Suatu ketika saya bersama atasan saya sedang berada di Bandung dan singgah ke sebuah toko buku. Kebetulan kami punya hobi yang sama yakni mencari buku-buku new release. Saya membeli sebuah buku berjudul The Power of Hope (Menaklukkan Ombak) yang ditulis oleh seorang penulis muda yang produktif Paulus Winarto. Dalam perjalanan pulang ke Pekanbaru, di atas pesawat saya sempatkan membacanya. Baris demi baris, paragraf demi paragraf, lembar demi lembar, dan topik demi topik sudah dilewati. Tidak terasa sudah hampir setengah dari buku tersebut saya lahap.
Saya putuskan untuk beristirahat sejenak dan mencoba mengendapkan apa yang telah baca. Sedikit terkejut karena saya baru menyadari bahwa apa yang ditulis Bung Paulus ternyata hal yang biasa-biasa saja yakni menyangkut keseharian kita. Penasaran saya cek kembali tulisan-tulisan tersebut dan memang kenyataannya demikian. Tidak ada penggunaan istilah yang sophisticated atau analisis dan ide-ide yang jelimet. Semuanya biasa saja, mengalir bak orang yang tengah bercerita kepada kita tentang kehidupannya. Awalnya saya sempat sedikit kecewa dengan buku ini karena tulisan-tulisannya terkesan sangat sederhana, namun faktanya saya telah telah “tersihir” oleh buku ini.

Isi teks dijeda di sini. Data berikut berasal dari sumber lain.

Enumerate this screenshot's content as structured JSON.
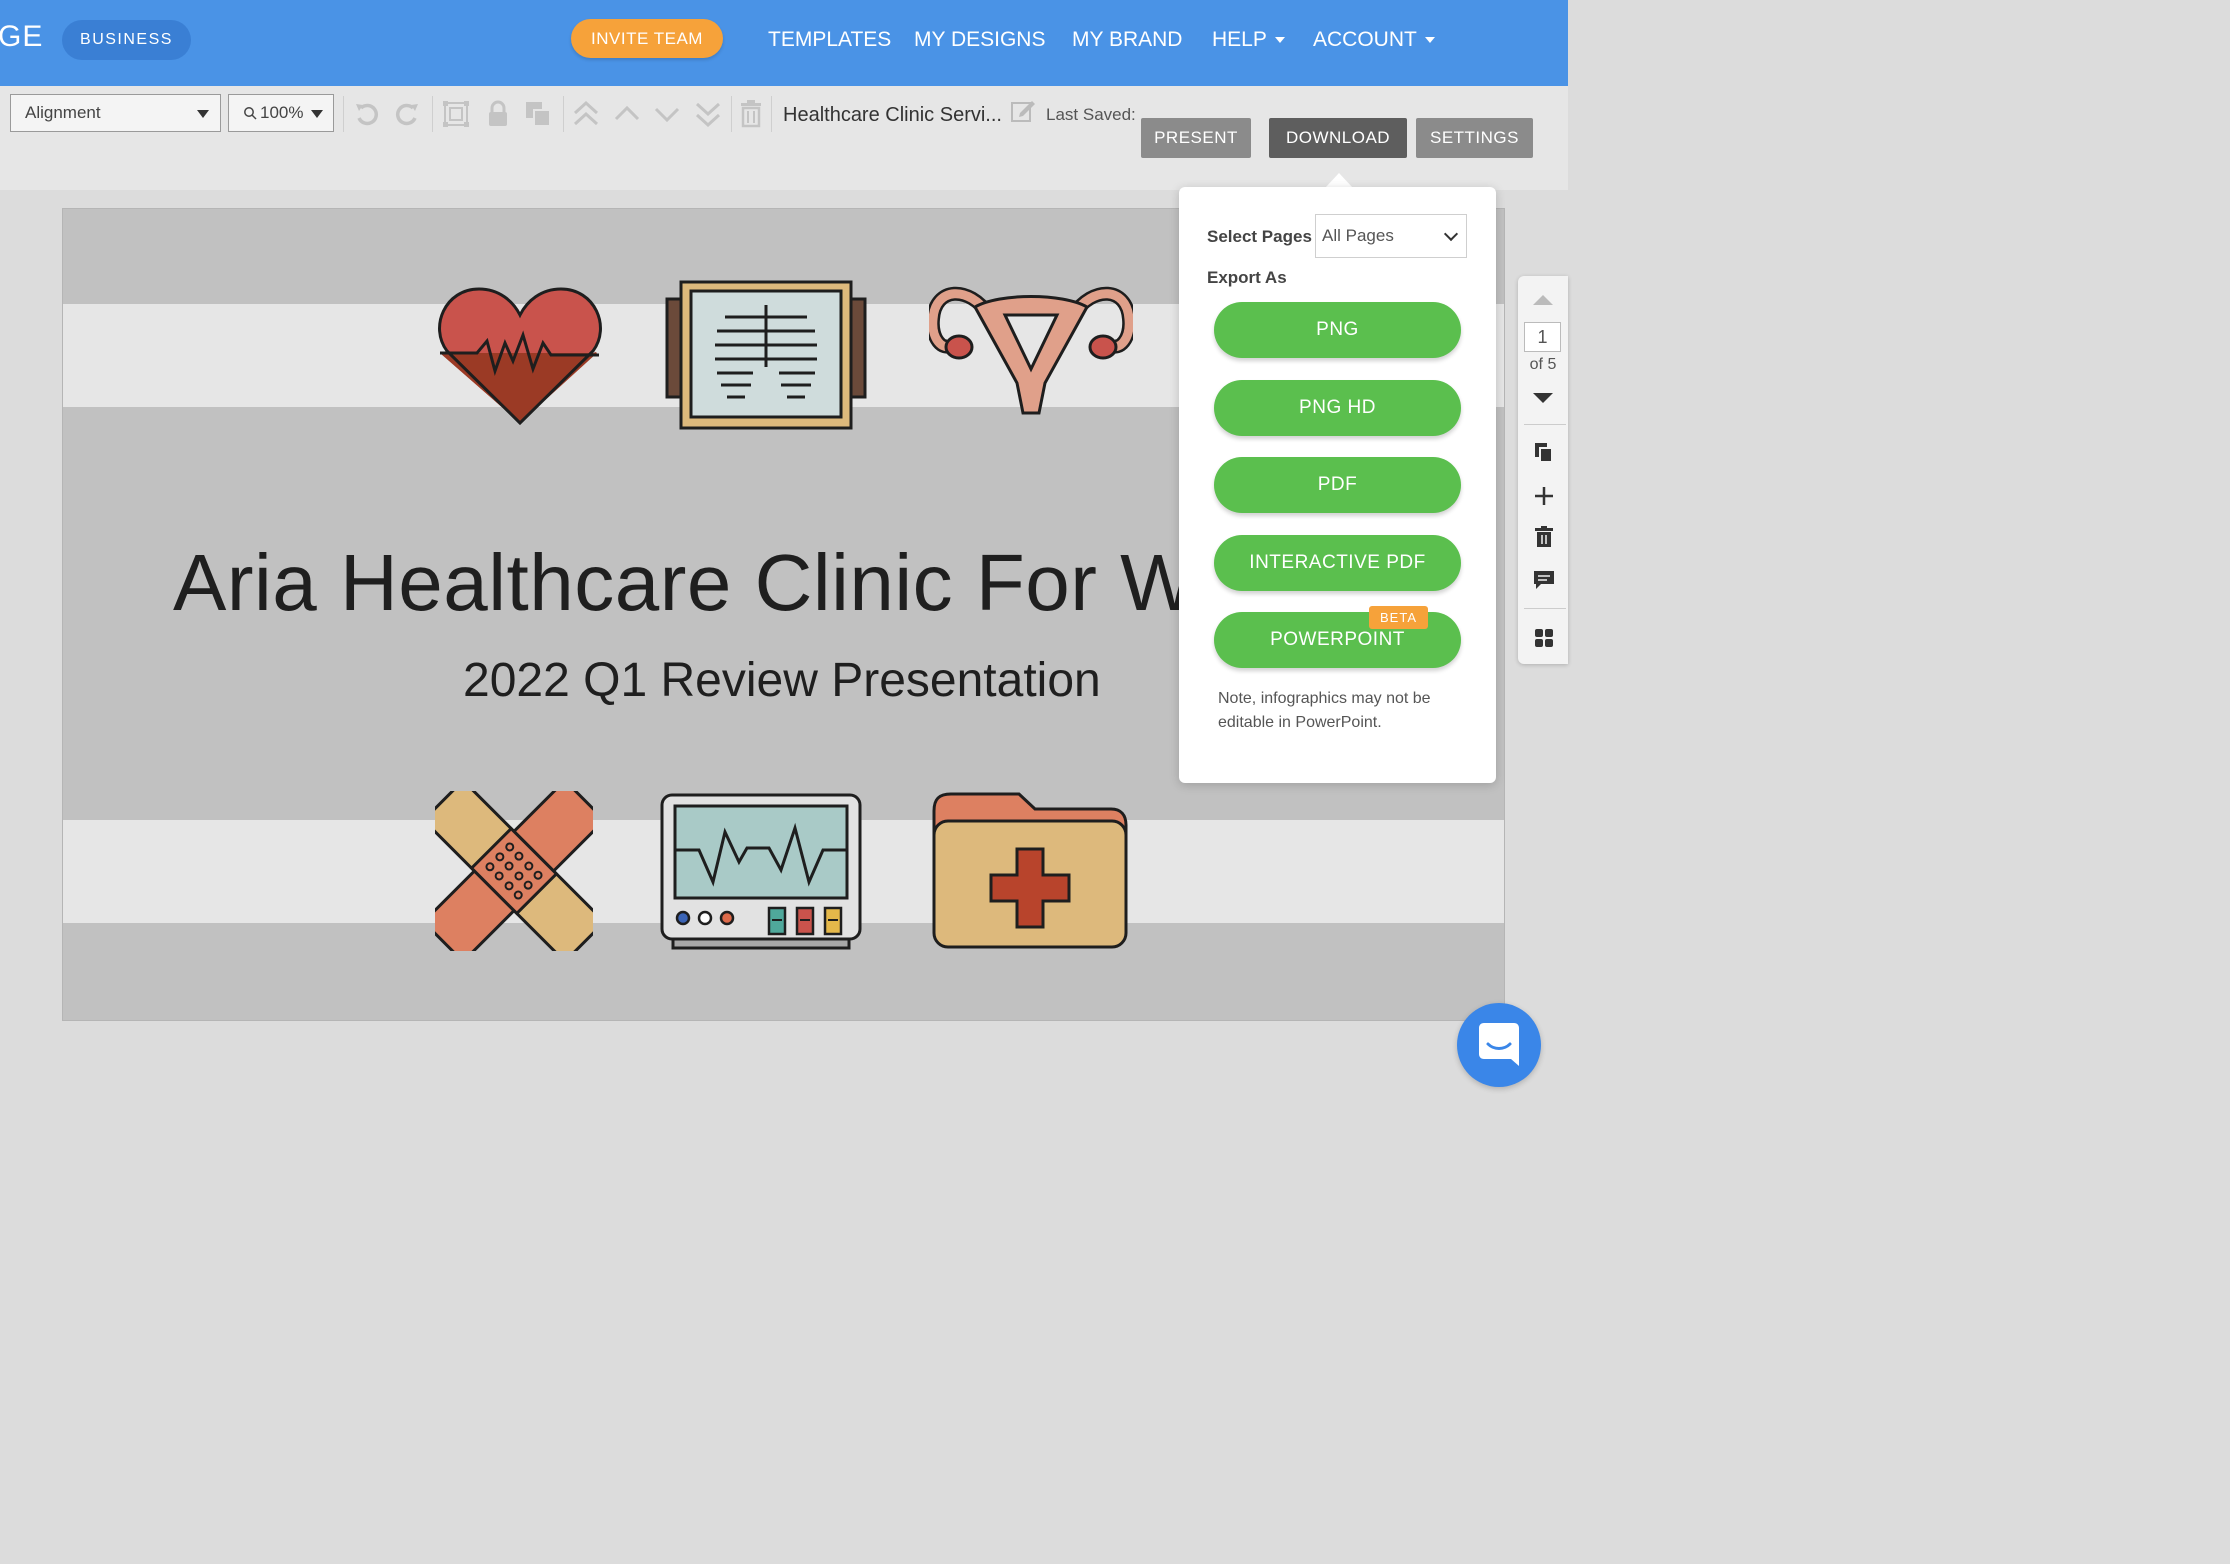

Saya kemudian mencoba meminta pendapat atasan saya dengan mengatakan bahwa buku yang saya baca biasa-biasa saja namun ternyata saya sangat menikmati setiap kata-katanya hingga tidak terasa sudah jauh saya tenggelam di dalam isi buku ini. Atasan saya hanya tersenyum sedikit dan berkata, “Itulah buku yang ditulis dengan sepenuh hati !”.
Beberapa waktu kemudian saya membaca buku Happines Inside yang ditulis oleh inspirator (atau filsuf ya?) muda Gobind Vasdhev. Sama dengan pengalaman yang saya ceritakan di atas, saya tenggelam lagi di dalam setiap kata-katanya. Saya kemudian mencoba mencari tahu latar belakang dan aktivitas sehari-hari para penulis muda tersebut dan saya merasa ada konektivitas yang kuat antara kehidupan mereka dengan tulisan mereka. Mereka tidak memisahkan antara isi tulisan dengan kehidupan nyata mereka sendiri. Sebuah tulisan adalah bagian dari perjuangan, upaya mencapai visi hidup, dan aktualiasi dari nilai-nilai kehidupan itu sendiri.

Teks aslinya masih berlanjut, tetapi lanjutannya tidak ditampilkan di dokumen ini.